Stroke prevention in atrial fibrillation: are we following the guidelines?

Benjamin E Pusser, Sandy L Robertson, Mark D Robinson, Cole Barton, L Allen Dobson
North Carolina Medical Journal 2005, 66 (1): 9-13

BACKGROUND: Warfarin therapy substantially reduces stroke in atrial fibrillation (AF), yet medical literature reports it is only prescribed in 15-60% of eligible patients. No current national benchmarks for warfarin use in AF patients exist, and it is unclear whether the reported poor compliance represents current rates within primary care practices. The primary study objective was to measure the rate of warfarin use in eligible, high-risk AF patients in a large southeastern group family practice. Secondary objectives were to report the demographics, stroke-risk profiles, contraindications, and reasons for discontinuation of warfarin therapy

METHODS: A retrospective chart review was performed on all active patients with documented AF in a large southeastern group family practice/residency between July 1, 2000 and June 30, 2002. Data was abstracted on warfarin use, contraindications, stroke risk, and reasons for discontinuation.

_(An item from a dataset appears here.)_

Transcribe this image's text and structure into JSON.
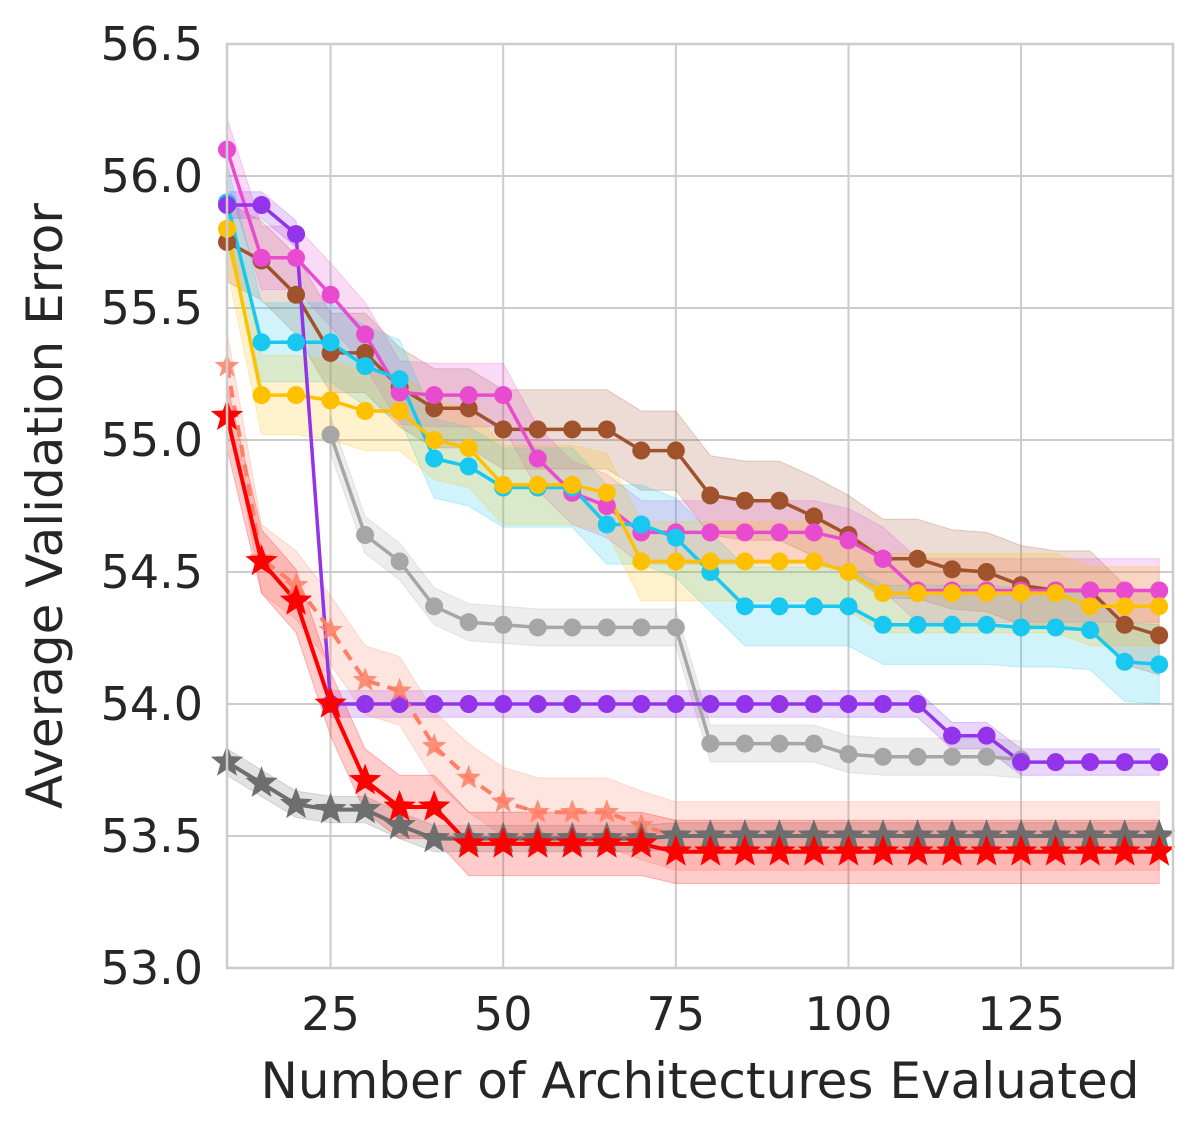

RESULTS: Four hundred ninety-one (491) patients were identified from the electronic billing system as potential study subjects. Two hundred eighty-three (283) patients met study criteria, with 210 patients considered to be at high-risk of stroke without contraindications to warfarin therapy. Ninety-four percent (198/210) of these patients were prescribed warfarin during the study period, and 87% (172/198) continued warfarin throughout the study period.

CONCLUSION: Family physicians in this practice prescribe warfarin in AF more frequently than published rates demonstrating that high rates of physician adherence to standards are achievable in primary care. Most patients in this setting were considered high-risk for stroke.